Page MenuHomePhabricator

`allrevisions=False` in XmlDump returns earliest revision, not latest
Closed, ResolvedPublic

Description

xmlreader.XmlDump has a boolean parameter allrevisions that states "If True, parse all revisions instead of only the latest one." If False, it calls the function ._parse_only_latest() in .parse(). However, two issues arise:

  1. As written, ._parse_only_latest() yields the first matching revision found without comparing revisionid to other candidates. In the case of the test suite and my own separate wikidump, this returns the earliest revision of the page, not the latest.
  1. The accompanying test, tests.xml_reader_tests.test_XmlDumpFirstRev(), specifies that it indeed tests loading the first revision.

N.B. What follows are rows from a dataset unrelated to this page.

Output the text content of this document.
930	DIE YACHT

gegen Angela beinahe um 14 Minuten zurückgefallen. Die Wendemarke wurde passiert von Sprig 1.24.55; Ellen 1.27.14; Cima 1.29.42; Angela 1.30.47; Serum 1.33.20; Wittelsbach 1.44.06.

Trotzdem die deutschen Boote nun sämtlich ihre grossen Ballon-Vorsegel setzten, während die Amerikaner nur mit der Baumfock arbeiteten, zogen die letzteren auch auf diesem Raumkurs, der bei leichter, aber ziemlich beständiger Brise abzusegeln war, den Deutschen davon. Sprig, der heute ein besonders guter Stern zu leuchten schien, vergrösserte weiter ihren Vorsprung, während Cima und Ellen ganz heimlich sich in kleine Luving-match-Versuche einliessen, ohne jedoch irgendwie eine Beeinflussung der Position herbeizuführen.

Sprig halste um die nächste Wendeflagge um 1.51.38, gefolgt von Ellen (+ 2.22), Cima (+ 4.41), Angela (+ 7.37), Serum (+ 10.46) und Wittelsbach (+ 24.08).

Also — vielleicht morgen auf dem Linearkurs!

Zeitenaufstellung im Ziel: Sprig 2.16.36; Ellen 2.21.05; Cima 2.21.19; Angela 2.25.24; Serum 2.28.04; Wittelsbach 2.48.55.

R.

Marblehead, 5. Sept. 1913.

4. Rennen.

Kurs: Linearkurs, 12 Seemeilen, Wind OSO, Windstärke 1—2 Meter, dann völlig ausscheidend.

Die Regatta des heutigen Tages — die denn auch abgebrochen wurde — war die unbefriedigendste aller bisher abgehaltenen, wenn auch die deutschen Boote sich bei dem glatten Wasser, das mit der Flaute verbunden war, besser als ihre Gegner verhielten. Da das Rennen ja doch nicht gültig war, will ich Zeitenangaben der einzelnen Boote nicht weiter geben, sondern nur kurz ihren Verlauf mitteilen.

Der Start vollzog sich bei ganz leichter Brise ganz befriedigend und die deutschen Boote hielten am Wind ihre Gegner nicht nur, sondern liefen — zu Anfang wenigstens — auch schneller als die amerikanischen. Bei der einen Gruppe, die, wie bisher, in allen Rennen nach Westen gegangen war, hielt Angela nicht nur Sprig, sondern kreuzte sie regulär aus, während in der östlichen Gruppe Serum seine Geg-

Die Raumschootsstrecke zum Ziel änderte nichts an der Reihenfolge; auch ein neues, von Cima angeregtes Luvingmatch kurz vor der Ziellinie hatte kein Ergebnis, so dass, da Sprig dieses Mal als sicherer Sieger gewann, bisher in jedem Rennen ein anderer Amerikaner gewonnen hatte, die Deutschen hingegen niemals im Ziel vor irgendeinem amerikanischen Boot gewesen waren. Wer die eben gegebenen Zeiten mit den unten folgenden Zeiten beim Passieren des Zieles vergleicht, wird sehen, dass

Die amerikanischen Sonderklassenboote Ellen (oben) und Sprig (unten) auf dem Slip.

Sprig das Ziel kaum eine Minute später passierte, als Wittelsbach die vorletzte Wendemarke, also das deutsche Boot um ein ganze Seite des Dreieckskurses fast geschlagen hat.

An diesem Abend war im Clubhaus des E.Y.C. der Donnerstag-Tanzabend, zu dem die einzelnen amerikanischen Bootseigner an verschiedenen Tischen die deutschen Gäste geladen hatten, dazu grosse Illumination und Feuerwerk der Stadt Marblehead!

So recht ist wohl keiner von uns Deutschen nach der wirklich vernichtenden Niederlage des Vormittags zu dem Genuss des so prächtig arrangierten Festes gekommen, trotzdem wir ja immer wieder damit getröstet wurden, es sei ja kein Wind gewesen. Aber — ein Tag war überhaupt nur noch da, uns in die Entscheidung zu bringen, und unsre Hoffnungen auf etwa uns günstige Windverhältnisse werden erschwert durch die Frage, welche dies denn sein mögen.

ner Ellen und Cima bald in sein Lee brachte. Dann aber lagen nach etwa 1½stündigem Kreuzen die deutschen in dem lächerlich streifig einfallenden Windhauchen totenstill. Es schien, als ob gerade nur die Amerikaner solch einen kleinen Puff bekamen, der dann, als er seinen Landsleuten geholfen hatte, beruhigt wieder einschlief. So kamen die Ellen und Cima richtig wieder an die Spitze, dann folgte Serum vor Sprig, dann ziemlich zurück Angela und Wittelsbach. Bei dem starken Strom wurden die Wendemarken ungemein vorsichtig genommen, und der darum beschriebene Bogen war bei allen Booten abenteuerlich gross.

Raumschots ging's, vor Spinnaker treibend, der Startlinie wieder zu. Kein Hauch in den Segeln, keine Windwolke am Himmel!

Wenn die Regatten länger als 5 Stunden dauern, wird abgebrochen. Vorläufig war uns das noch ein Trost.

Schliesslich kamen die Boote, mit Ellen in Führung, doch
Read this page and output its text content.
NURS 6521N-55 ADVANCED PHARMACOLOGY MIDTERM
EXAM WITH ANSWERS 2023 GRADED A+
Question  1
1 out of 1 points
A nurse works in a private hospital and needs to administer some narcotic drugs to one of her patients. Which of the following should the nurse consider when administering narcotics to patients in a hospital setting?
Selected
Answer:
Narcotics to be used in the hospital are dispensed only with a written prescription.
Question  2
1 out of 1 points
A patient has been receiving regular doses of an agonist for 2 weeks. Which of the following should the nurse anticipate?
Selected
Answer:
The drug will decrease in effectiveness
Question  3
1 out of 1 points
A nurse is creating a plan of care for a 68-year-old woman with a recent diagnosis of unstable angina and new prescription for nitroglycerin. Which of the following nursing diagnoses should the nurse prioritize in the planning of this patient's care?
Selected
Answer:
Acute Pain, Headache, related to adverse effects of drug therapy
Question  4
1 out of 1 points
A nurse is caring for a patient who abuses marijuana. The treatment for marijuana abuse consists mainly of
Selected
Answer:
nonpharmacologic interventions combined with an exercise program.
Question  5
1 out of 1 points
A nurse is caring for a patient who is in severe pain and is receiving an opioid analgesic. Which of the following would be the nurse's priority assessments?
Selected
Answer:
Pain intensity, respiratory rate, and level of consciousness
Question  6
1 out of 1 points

While the test is currently passing, it would be more helpful to match the function and instead check that it returns the latest revision.

PR to follow shortly!

Event Timeline

Change 934432 had a related patch set uploaded (by ElSeiver; author: ElSeiver):

[pywikibot/core@master] Make `allrevisions=False` in XmlDump return latest revision

https://gerrit.wikimedia.org/r/934432

The implementation exists for 15 years and this patch is a breaking change but the documentation looks wrong.

See https://mediawiki.org/wiki/Special:Code/pywikipedia/6739

I propose to implement all variants to have the first, last and all revisions.

Merged as https://gerrit.wikimedia.org/r/934432, it must have unlinked the issue here at some point

Xqt claimed this task.
Xqt reassigned this task from Xqt to ElSeiver.